I’ve conjectured that one reason scientists often handle criticism in such scientifically-unproductive ways is . . . the peer-review process, which goes like this:
As scientists, we put a lot of effort into writing articles, typically with collaborators: we work hard on each article, try to get everything right, then we submit to a journal.
What happens next? Sometimes the article is rejected outright, but, if not, we’ll get back some review reports which can have some sharp criticisms: What about X? Have you considered Y? Could Z be biasing your results? Did you consider papers U, V, and W?
The next step is to respond to the review reports, and typically this takes the form of, We considered X, and the result remained significant. Or, We added Y to the model, and the result was in the same direction, marginally significant, so the claim still holds. Or, We adjusted for Z and everything changed . . . hmmmm . . . we then also though about factors P, Q, and R. After including these, as well as Z, our finding still holds. And so on.
The point is: each of the remarks from the reviewers is potentially a sign that our paper is completely wrong, that everything we thought we found is just an artifact of the analysis, that maybe the effect even goes in the opposite direction! But that’s typically not how we take these remarks. Instead, almost invariably, we think of the reviewers’ comments as a set of hoops to jump through: We need to address all the criticisms in order to get the paper published. We think of the reviewers as our opponents, not our allies (except in the case of those reports that only make mild suggestions that don’t threaten our hypotheses).

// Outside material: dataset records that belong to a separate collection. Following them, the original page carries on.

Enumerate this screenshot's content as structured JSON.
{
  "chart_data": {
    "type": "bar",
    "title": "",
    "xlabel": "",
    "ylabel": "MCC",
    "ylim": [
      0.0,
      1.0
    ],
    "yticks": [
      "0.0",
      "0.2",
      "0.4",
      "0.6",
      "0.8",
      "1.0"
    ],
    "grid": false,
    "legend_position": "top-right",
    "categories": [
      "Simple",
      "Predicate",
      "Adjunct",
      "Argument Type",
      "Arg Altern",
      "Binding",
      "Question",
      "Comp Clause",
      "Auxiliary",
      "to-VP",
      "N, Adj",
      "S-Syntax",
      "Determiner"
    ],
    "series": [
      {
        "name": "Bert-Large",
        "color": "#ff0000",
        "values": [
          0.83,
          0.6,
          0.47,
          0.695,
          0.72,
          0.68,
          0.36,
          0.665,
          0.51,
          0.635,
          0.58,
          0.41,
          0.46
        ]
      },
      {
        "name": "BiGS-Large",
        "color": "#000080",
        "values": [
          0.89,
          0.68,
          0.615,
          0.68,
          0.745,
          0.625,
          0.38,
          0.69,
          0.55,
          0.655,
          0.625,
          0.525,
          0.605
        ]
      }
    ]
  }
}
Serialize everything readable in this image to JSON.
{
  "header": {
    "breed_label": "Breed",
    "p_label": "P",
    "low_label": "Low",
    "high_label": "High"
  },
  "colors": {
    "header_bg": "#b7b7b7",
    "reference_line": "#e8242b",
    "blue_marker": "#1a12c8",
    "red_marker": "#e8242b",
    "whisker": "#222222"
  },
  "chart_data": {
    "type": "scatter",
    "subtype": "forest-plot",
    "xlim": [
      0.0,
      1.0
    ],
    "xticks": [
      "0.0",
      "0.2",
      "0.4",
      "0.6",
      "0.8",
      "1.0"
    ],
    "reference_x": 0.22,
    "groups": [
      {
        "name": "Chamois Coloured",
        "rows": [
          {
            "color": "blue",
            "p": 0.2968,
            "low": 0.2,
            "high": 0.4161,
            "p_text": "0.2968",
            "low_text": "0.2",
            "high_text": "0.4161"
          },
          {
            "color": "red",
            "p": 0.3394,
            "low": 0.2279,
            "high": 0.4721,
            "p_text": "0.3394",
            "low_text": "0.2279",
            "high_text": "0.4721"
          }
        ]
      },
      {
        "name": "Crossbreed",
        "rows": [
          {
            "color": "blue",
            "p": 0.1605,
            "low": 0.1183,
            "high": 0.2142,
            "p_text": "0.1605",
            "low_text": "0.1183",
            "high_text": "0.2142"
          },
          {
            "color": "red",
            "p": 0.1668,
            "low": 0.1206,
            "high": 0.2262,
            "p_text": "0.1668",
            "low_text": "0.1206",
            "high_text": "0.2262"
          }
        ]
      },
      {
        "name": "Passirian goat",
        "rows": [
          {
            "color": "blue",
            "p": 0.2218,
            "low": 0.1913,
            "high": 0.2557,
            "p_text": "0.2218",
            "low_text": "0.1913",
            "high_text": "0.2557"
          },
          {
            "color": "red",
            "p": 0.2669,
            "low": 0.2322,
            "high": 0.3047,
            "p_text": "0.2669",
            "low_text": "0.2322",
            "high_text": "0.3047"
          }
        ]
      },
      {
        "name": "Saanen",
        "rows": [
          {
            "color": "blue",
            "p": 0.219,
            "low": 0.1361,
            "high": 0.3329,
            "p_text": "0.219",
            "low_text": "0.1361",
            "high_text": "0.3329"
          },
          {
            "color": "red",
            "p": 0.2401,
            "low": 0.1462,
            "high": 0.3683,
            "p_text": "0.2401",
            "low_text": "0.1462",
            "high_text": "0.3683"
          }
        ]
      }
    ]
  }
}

When I think of the hundreds of papers I’ve published and the, I dunno, thousand or so review reports I’ve had to address in writing revisions, how often have I read a report and said, Hey, I was all wrong? Not very often. Never, maybe?
Where we’re at now
As scientists, we see serious criticism on a regular basis, and we’re trained to deal with it in a certain way: to respond while making minimal, ideally zero, changes to our scientific claims.
That’s what we do for a living; that’s what we’re trained to do. We think of every critical review report as a pain in the ass that we have to deal with, not as a potential sign that we screwed up.
So, given that training, it’s perhaps little surprise that when our work is scrutinized in post-publication review, we have the same attitude: the expectation that the critic is nitpicking, that we don’t have to change our fundamental claims at all, that if necessary we can do a few supplemental analyses and demonstrate the robustness of our findings to those carping critics.
How to get to a better place?
How can this situation be improved? I’m not sure. In some ways, things are getting better: the replication crisis has happened, and students and practitioners are generally aware that high-profile, well-accepted findings often do not replicate. In other ways, though, I fear we’re headed in the wrong direction: students are now expected to publish peer-reviewed papers throughout grad school, so right away they’re getting on the minimal-responses-to-criticism treadmill.
It’s not clear to me how to best teach people how to fall before they learn fancy judo moves in science.